There was no immediate response from the Tigray rebels, although the group last month had said they were ready to participate in AU-mediated peace talks.
Ethiopia's government has accepted an African Union invitation to hold peace talks with Tigrayan rebels over a month after intense fighting erupted in the country's north, shattering a March truce.
The government "accepted this invitation which is in line with our principled position regarding the peaceful resolution of the conflict and the need to have talks without preconditions," Prime Minister Abiy Ahmed's national security adviser Redwan Hussein tweeted on Wednesday.
The Government Communication Service said in a statement that the AU had set "both the date and the venue" for the talks but did not elaborate.
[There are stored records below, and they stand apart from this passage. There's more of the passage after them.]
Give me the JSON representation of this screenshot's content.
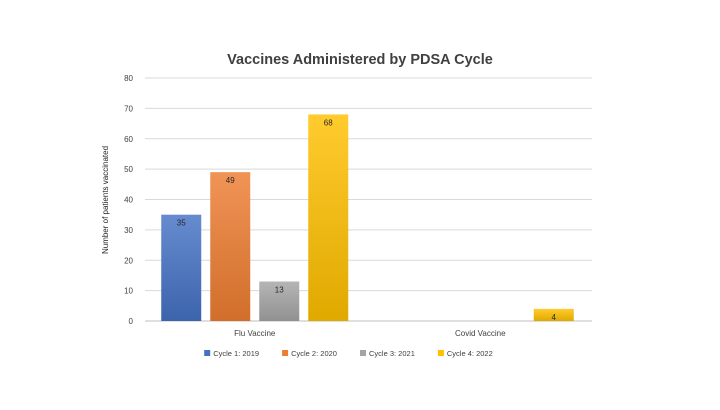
{
  "chart_data": {
    "type": "bar",
    "title": "Vaccines Administered by PDSA Cycle",
    "xlabel": "",
    "ylabel": "Number of patients vaccinated",
    "ylim": [
      0,
      80
    ],
    "yticks": [
      0,
      10,
      20,
      30,
      40,
      50,
      60,
      70,
      80
    ],
    "grid": true,
    "legend_position": "bottom",
    "categories": [
      "Flu Vaccine",
      "Covid Vaccine"
    ],
    "series": [
      {
        "name": "Cycle 1: 2019",
        "color": "#4472c4",
        "values": [
          35,
          null
        ]
      },
      {
        "name": "Cycle 2: 2020",
        "color": "#ed7d31",
        "values": [
          49,
          null
        ]
      },
      {
        "name": "Cycle 3: 2021",
        "color": "#a5a5a5",
        "values": [
          13,
          null
        ]
      },
      {
        "name": "Cycle 4: 2022",
        "color": "#ffc000",
        "values": [
          68,
          4
        ]
      }
    ]
  }
}
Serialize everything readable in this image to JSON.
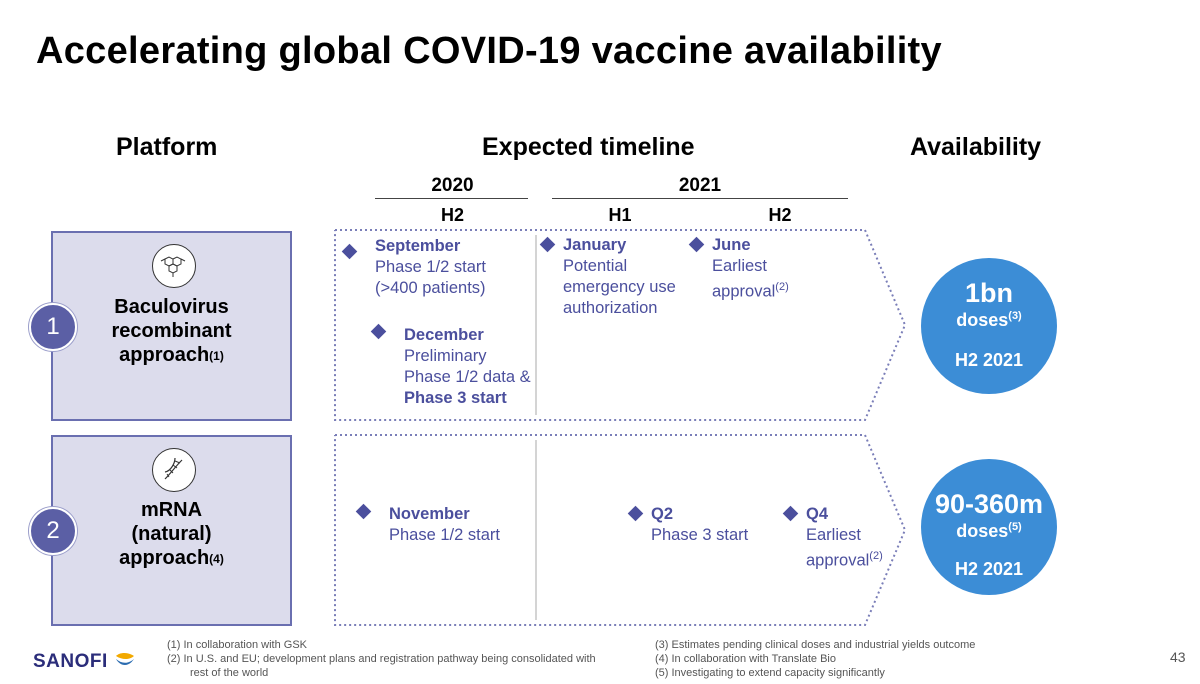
{
  "title": "Accelerating global COVID-19 vaccine availability",
  "columns": {
    "platform": "Platform",
    "timeline": "Expected timeline",
    "availability": "Availability"
  },
  "years": {
    "y2020": "2020",
    "y2021": "2021"
  },
  "halves": {
    "h2_2020": "H2",
    "h1_2021": "H1",
    "h2_2021": "H2"
  },
  "platforms": [
    {
      "number": "1",
      "line1": "Baculovirus",
      "line2": "recombinant",
      "line3": "approach",
      "ref": "(1)",
      "icon": "molecule-icon"
    },
    {
      "number": "2",
      "line1": "mRNA",
      "line2": "(natural)",
      "line3": "approach",
      "ref": "(4)",
      "icon": "dna-icon"
    }
  ],
  "events1": {
    "september": {
      "head": "September",
      "l1": "Phase 1/2 start",
      "l2": "(>400 patients)"
    },
    "december": {
      "head": "December",
      "l1": "Preliminary",
      "l2": "Phase 1/2 data &",
      "l3": "Phase 3 start"
    },
    "january": {
      "head": "January",
      "l1": "Potential",
      "l2": "emergency use",
      "l3": "authorization"
    },
    "june": {
      "head": "June",
      "l1": "Earliest",
      "l2": "approval",
      "ref": "(2)"
    }
  },
  "events2": {
    "november": {
      "head": "November",
      "l1": "Phase 1/2 start"
    },
    "q2": {
      "head": "Q2",
      "l1": "Phase 3 start"
    },
    "q4": {
      "head": "Q4",
      "l1": "Earliest",
      "l2": "approval",
      "ref": "(2)"
    }
  },
  "availability": [
    {
      "amount": "1bn",
      "unit": "doses",
      "ref": "(3)",
      "when": "H2 2021"
    },
    {
      "amount": "90-360m",
      "unit": "doses",
      "ref": "(5)",
      "when": "H2 2021"
    }
  ],
  "footnotes_left": [
    "(1)  In collaboration with GSK",
    "(2)  In U.S. and EU; development plans and registration pathway being consolidated with",
    "rest of the world"
  ],
  "footnotes_right": [
    "(3)  Estimates pending clinical doses and industrial yields outcome",
    "(4)  In collaboration with Translate Bio",
    "(5)  Investigating to extend capacity significantly"
  ],
  "logo": "SANOFI",
  "page_number": "43",
  "colors": {
    "accent": "#4b4f9d",
    "circle": "#3c8dd6",
    "box": "#dcdcec"
  }
}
There was no immediate response from the Tigray People's Liberation Front (TPLF) to the announcement, which comes more than a month after intense fighting resumed in northern Ethiopia, dimming hopes of ending the nearly two-year war.
The deepening conflict has raised international alarm, with the United States this week announcing that its special envoy to the region, Mike Hammer, would be making his second visit to Ethiopia in as many months to seek a halt to the fighting.
The latest upsurge has also drawn Eritrean troops back onto the battlefield in support of Ethiopia's federal and regional forces, which are fighting the TPLF on multiple fronts in the country's north.
Tigrayan authorities said last month they were ready to participate in talks mediated by the African Union, removing an obstacle to negotiations with the government in Addis Ababa.
But fighting has only escalated in the weeks since.
The war, which erupted in November 2020, has claimed untold lives and triggered a massive humanitarian crisis, and all sides to the conflict have been accused of grave abuses against civilians.